Considérant qu'à supposer exact le fait que les parties aient convenu de soumettre leurs relations juridiques au droit allemand dans le contrat qu'elles ont conclu le 29 mai 1989 , force est de constater que les factures litigieuses ont été émises postérieurement au 20 mai 1995 date à laquelle a pris fin ce contrat dont les stipulations ne pouvaient plus être mises en oeuvre ; que dès lors l'argumentation que développe la société A... pour soutenir que les prétentions de la société J... INDUSTRIE sont irrecevables comme prescrites au regard du Code Civil allemand est dénuée de pertinence.
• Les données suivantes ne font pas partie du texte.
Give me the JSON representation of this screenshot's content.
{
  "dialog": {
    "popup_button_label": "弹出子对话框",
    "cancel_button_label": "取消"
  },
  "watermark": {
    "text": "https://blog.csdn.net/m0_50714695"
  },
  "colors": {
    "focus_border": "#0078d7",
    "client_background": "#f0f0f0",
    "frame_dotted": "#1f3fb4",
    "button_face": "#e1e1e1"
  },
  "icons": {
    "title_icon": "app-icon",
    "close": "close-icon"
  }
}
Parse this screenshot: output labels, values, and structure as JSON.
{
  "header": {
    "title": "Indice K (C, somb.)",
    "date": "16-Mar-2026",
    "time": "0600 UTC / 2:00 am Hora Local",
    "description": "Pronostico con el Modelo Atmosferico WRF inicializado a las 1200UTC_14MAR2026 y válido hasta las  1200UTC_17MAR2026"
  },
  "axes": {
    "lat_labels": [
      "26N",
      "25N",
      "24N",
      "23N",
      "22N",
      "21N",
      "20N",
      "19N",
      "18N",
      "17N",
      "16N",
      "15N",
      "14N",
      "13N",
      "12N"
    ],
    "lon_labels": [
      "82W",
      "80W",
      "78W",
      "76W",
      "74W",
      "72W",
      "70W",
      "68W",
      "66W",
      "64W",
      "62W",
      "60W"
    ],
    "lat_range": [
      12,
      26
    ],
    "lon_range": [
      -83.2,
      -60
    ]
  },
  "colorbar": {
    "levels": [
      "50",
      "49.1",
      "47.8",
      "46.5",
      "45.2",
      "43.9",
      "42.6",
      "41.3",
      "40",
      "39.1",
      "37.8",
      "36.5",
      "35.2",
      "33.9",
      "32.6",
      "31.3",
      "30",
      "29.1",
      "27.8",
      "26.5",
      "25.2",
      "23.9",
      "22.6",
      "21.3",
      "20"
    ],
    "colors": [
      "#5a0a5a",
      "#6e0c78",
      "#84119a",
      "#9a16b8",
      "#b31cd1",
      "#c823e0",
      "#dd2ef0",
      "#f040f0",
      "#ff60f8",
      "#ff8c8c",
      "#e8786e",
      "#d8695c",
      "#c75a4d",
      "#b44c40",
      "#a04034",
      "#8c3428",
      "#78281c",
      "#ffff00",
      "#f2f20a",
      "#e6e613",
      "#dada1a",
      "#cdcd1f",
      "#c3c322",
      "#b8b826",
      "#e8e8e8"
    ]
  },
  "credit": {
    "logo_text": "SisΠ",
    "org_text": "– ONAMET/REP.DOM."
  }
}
Considérant que pour solliciter à titre reconventionnel la somme globale de 710.490F la société J... INDUSTRIE prétend que pour pallier les carences de la société A... , elle a dû effectuer des interventions sur site pour lesquelles elle a émis à son encontre des factures d'un montant de 177.990F et qu'elle a dû mettre au point un nouveau matériel (carte PMCI) d'un coût estimé à 120.000 F.
Considérant que la société J... INDUSTRIE ne rapporte pas la preuve que les interventions qu'elle prétend avoir dû effectuer chez ses clients résultent des défectuosités du matériel fourni par la société A... dont elle avait la charge de le revendre et de l'installer ; qu'ainsi que cela a été exposé, la société J... INDUSTRIE n'a pas démontré l'existence des manquements qu'elle impute à son fournisseur quant à la qualité des marchandises qui lui ont été livrées ; qu'enfin la société A... justifie s'être toujours refusée à régler les sommes réclamées pour de prétendues remises en état auxquelles la société J... INDUSTRIE a procédé dans des circonstances mal définies, que l'ensemble de ces éléments s'oppose à ce que la demande présentée de ce chef soit accueillie.
Considérant que la société J... INDUSTRIE soutient vainement que la rupture de ses relations contractuelles avec la société A... lui a causé un préjudice de perte d'exploitation de 412.500F correspondant à sa marge commerciale ; qu'il est établi que la rupture du contrat qui la liait à la société A... depuis le 20 mai 1989 est intervenu à sa seule initiative et sans qu'elle apporte la preuve que cette rupture était justifiée par l'inexécution des obligations contractuelles de la société A... ;
qu'au surplus, la société J... INDUSTRIE ne fournit aucun élément comptable ou financier permettant d'évaluer le prétendu préjudice pour lequel elle sollicite réparation ; que sa demande ne peut qu'être rejetée.
Considérant que l'équité commande que chaque partie conserve la charge ses frais irrépétibles de procédure qu'elle a engagés tant en première instance qu'en appel ; que le jugement sera réformé en ce sens.

PAR CES MOTIFS :

La Cour,
Déclare recevable l'appel de la société J... INDUSTRIE,
Déclare recevable la demande d'intervention volontaire de Maître D... ès qualités de mandataire liquidateur de la société J... INDUSTRIE,
Met hors de cause Maître L... ès qualités d'administrateur judiciaire de la société J... INDUSTRIE,
Confirme le jugement déféré en ce qu'il a retenu que la société J... INDUSTRIE était débitrice de la somme de 74.082,41 deutsche marks en principal ou sa contre valeur en francs français au jour du paiement, majorée des intérêts au taux légal à compter du 27 novembre 1995 et a dit applicable en la cause la convention de Vienne ;
Le réformant pour le surplus et statuant à nouveau,
Fixe la créance de la société A... au passif de la liquidation judiciaire de la société J... INDUSTRIE à la somme de 282.292,41 francs français ;
Dit n'y avoir lieu à application de l'article 700 du Nouveau Code de Procédure Civile ;
Rejette toutes demandes autres ou contraires aux motifs.
Condamne Maître D... ès qualités de mandataire liquidateur de la société J... INDUSTRIE au paiement des dépens de première instance et d'appel qui seront pris en frais privilégiés de liquidation et admet pour ceux d'appel l'avoué concerné au bénéfice de l'article 699 du Nouveau Code de Procédure Civile.